Was it the climate emergency that pushed governors to quickly come to an agreement? Strong supporters of fiscal restraint and those in support of market neutrality have come to embrace the idea of integrating climate change into the ECB’s monetary policy. "Climate change is at the heart of our strategy," insists Lagarde. Governors voted unanimously on the new strategy, with Lagarde stating that “these are not just words. It's not a speech; it's a commitment of the entire Governing Council with delivery time, deliverables and pursuit of objectives”.

Of priority in its decision-making tools is that the ECB fully integrates the effects of climate change. Its macroeconomic models will gradually take climate change into account, to study its effects on the real economy. The ECB will also set up new indicators to analyze climate-related risks linked to financial institutions, using data provided by the Sustainable Financial Disclosure Regulation (SFDR), green financial products, institutional carbon footprints, and their physical risk exposures.

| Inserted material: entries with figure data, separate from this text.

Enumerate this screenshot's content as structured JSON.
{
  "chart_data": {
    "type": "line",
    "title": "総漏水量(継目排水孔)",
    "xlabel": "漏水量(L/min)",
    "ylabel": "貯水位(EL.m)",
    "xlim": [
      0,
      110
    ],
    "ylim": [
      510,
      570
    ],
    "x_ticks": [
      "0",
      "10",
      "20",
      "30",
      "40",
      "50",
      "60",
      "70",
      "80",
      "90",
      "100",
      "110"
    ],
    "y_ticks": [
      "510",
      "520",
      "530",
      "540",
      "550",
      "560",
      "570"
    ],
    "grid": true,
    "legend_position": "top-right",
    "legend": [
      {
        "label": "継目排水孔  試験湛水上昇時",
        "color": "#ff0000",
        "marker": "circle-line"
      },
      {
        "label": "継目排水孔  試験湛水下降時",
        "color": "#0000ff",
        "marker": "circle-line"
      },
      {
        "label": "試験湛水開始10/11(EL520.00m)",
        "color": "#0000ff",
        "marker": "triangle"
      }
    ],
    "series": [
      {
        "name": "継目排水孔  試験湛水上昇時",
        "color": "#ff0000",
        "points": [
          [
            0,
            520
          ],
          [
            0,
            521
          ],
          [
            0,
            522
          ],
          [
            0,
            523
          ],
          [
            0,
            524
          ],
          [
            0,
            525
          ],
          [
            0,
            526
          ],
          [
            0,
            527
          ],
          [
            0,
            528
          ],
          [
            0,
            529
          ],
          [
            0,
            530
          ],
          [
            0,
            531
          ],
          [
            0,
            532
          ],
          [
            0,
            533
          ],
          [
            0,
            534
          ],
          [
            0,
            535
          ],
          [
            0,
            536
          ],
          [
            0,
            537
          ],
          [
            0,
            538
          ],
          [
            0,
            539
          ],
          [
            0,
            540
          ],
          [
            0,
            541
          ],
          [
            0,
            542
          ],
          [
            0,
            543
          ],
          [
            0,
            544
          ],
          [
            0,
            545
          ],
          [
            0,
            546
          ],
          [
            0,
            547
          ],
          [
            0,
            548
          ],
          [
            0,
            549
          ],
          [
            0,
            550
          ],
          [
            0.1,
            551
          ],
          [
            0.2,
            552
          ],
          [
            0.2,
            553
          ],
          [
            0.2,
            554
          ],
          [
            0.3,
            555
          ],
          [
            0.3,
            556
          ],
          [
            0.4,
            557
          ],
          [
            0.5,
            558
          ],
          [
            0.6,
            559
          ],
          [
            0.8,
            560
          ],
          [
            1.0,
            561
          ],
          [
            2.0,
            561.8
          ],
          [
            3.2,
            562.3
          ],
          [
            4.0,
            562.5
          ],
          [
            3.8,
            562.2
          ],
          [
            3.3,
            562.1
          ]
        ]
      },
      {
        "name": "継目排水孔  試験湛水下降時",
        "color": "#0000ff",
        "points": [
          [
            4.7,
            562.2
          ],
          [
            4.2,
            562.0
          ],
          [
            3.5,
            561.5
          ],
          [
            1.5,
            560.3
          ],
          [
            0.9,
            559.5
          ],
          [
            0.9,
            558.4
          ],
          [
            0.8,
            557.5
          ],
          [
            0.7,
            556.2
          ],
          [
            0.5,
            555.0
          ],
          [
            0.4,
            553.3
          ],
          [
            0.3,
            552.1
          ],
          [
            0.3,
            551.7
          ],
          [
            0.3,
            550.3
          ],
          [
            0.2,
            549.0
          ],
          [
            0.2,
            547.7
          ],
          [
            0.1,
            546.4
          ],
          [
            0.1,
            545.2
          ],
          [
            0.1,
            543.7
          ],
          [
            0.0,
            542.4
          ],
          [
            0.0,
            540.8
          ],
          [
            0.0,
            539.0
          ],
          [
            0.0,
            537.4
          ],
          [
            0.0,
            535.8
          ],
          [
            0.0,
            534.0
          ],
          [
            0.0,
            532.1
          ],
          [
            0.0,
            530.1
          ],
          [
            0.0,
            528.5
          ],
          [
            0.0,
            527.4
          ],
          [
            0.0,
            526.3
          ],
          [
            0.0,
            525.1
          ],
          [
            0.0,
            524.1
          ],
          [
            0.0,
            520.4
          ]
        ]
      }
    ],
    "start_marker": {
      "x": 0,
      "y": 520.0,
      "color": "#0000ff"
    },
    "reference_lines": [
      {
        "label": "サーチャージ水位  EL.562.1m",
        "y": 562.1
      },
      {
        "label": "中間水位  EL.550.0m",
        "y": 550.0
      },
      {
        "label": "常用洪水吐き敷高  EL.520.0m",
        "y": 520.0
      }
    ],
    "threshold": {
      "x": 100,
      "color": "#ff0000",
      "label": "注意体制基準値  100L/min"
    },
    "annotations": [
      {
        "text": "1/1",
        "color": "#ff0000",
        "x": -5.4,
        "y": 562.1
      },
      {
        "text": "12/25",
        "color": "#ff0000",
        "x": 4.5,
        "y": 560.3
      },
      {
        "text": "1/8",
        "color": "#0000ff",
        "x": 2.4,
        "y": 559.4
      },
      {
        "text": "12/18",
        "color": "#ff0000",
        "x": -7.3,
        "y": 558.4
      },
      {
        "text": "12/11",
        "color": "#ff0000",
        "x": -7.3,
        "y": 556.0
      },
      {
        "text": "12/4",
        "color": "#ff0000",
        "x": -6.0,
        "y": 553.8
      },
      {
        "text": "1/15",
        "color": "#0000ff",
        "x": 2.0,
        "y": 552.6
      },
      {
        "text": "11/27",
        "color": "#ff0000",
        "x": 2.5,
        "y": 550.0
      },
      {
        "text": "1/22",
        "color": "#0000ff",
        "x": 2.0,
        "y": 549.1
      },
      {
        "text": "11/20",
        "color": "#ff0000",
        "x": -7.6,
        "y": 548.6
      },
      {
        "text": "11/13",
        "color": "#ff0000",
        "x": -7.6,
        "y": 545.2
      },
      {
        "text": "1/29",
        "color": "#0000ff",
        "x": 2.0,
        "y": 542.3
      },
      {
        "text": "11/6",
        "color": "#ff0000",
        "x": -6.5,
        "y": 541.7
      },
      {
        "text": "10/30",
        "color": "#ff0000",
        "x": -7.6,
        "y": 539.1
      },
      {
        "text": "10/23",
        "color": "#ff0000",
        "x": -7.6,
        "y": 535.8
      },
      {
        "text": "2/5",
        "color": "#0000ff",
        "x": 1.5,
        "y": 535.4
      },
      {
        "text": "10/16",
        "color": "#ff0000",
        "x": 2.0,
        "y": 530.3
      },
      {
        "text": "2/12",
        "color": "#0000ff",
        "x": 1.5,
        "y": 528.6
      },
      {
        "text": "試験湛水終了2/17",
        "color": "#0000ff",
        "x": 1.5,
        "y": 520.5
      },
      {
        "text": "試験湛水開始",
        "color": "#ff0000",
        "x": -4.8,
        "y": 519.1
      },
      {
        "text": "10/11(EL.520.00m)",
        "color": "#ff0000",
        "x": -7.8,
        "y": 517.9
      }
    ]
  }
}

ESG reporting as a requirement for asset purchases

Businesses will also have to demonstrate their green engagements when issuing bonds. The ECB wants to impose reporting obligations as a requirement for eligibility as collateral and asset purchases. These reporting obligations will take into account European regulations such as the SFDR and the Corporate Sustainability Reporting Directive (CSRD).

"This reporting may include the transition plans many companies will be putting together", added Lagarde, and this part of the action plan will be detailed in 2022. Company asset purchase policies will now also consider the risks associated with climate change when making decisions, which seems to constitute a break from its principle of market neutrality.

Lastly, in line with what the European Commission announced in its new strategy for sustainable finance, the ECB plans to introduce climate stress tests for Eurozone financial institutions. Central banks and members of the Network for Greening the Financial System (NGFS) - of which the ECB is a member - have been working for many months on developing scenarios to test banks and insurance companies based on the long-term risk posed by climate change. The French Prudential Supervision and Resolution Authority (ACPR) has done the hard work by carrying out the first climate stress test in France.